MEXICO CITY — Mexico’s president suggested Thursday that talks with the U.S. government over migration and drug trafficking could suffer due to media reports of a U.S. investigation into alleged drug money donations to his 2006 campaign.
President Andrés Manuel López Obrador suggested that U.S. officials should apologize for what he called baseless accusations, saying it would be difficult to sit down and talk about some of the most pressing issues in bilateral ties until that happens.
“I don’t accept this. What I want is for the US government to take a stand,” López Obrador said during his daily morning press conference. “If they don’t have proof, they should apologize.”
“President (Joe) Biden needs to figure this out,” López Obrador said. “How are we going to sit down and talk about the war on drugs when one of their agencies is leaking information and harming me?
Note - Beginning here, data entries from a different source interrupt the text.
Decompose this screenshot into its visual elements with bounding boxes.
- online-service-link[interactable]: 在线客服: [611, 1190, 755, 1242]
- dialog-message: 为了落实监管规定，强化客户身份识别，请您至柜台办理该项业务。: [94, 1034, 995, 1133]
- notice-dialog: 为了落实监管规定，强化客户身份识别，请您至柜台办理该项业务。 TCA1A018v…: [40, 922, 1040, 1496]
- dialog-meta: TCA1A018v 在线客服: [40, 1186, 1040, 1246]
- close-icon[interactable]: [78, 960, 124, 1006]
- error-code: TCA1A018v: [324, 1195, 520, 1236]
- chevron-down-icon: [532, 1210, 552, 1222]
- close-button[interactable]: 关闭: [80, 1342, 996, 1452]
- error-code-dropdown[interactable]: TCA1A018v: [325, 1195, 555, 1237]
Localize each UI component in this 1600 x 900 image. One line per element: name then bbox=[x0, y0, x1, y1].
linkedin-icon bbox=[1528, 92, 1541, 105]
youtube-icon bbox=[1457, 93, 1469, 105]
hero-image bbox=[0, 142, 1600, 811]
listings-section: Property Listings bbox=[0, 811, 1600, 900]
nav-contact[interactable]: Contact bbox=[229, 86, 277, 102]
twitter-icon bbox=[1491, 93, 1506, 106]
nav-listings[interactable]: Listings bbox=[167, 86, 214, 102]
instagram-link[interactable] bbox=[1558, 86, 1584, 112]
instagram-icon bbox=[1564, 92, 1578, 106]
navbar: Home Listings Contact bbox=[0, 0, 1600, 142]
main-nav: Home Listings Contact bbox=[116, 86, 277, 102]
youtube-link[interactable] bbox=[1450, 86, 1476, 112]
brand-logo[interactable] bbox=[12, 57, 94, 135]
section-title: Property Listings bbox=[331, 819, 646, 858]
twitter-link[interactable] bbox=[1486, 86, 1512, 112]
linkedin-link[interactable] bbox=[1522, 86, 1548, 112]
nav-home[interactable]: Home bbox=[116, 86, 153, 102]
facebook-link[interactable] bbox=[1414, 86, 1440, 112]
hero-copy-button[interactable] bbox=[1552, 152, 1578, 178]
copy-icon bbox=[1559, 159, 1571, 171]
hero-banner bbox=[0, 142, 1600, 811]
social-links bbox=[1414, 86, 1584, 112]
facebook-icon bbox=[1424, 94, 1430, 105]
How are we going to talk about migration, how are we going to talk about the fight against drugs or fentanyl?”
The Biden administration has for some time relied on Mexico’s willingness to accept the return of migrants from third countries as a way to quickly return migrants and asylum seekers at the U.S. southwest border.
It would be a political problem for Biden if Mexico refuses to continue doing so, or its already feeble efforts to ease the flow of deadly opioids made in Mexico and smuggled into the United States.
López Obrador – who later pointedly called former President Donald Trump “my friend” in the briefing – did not specify who he wanted to apologize to, but suggested the US State Department say something.
“Doesn’t the State Department, the Justice Department, have any information?” he said, calling the media reports “interventionism” in Mexico’s internal affairs.
López Obrador has denied old allegations that drug traffickers may have given around $2 million to his first, failed bid for the presidency – he lost in 2012 and ultimately won in 2018 – and previously called the reports a US attack on his government and his Morena side. The Mexican presidential elections of June 2.
Claudia Sheinbaum, the presidential candidate for López Obrador’s Morena party, has a commanding lead in opinion polls for the June 2 elections. But Mexico’s persistently high levels of violence — and Sheinbaum’s pledge to continue López Obrador’s policy of not confronting drug cartels — leave one of the ruling party’s most vulnerable flanks.
According to reports from ProPublica, Insight Crime and Germany’s Deutsche Welle, the DEA in 2010 investigated claims by a cooperating drug trafficker and a former campaign adviser that leaders of the Beltrán Leyva drug cartel had given the money to close confidantes of López Obrador in 2006.
But a wiretap of a conversation between the DEA informants and one of López Obrador’s top aides did not actually confirm the donations, and US officials later ordered the politically sensitive case closed.
Mike Vigil, the DEA’s former chief of international operations, feared the latest dispute could damage U.S.-Mexico cooperation on countering drug trafficking, in much the same way as the 2020 U.S. arrest of a former Mexican minister of Defense, General Salvador Cienfuegos.
López Obrador has long complained about the actions of U.S. Drug Enforcement Administration agents in Mexico, and after Cienfuegos’ arrest, he imposed restrictions on U.S. agents in Mexico.
“It’s just terrible. It will mean more drugs coming into the United States and more violence happening in Mexico,” Vigil said. “It’s even worse than when Cienfuegos was arrested.”
“This is a direct attack on him. Second, he sees it as having an impact on the presidential campaign or the upcoming presidential elections,” Vigil said. “Now if we thought relations with Mexico were bad, they will go from worse to almost non-existent.”
López Obrador has long been angry about perceived American interference. He alleged that the U.S. arrest of Cienfuegos, the former defense secretary, was part of a DEA plot to weaken Mexico’s armed forces and give U.S. agents free rein in Mexico.
Cienfuegos was arrested at a Los Angeles airport in 2020, accused of participating in an international drug trafficking network and money laundering.
Mexico demanded Cienfuegos’ release and reportedly threatened to expel U.S. agents unless he was returned. The United States dropped the charges and sent him back. Mexico quickly cleared Cienfuegos of any wrongdoing and later blocked visas for U.S. agents and limited the work they could do in Mexico.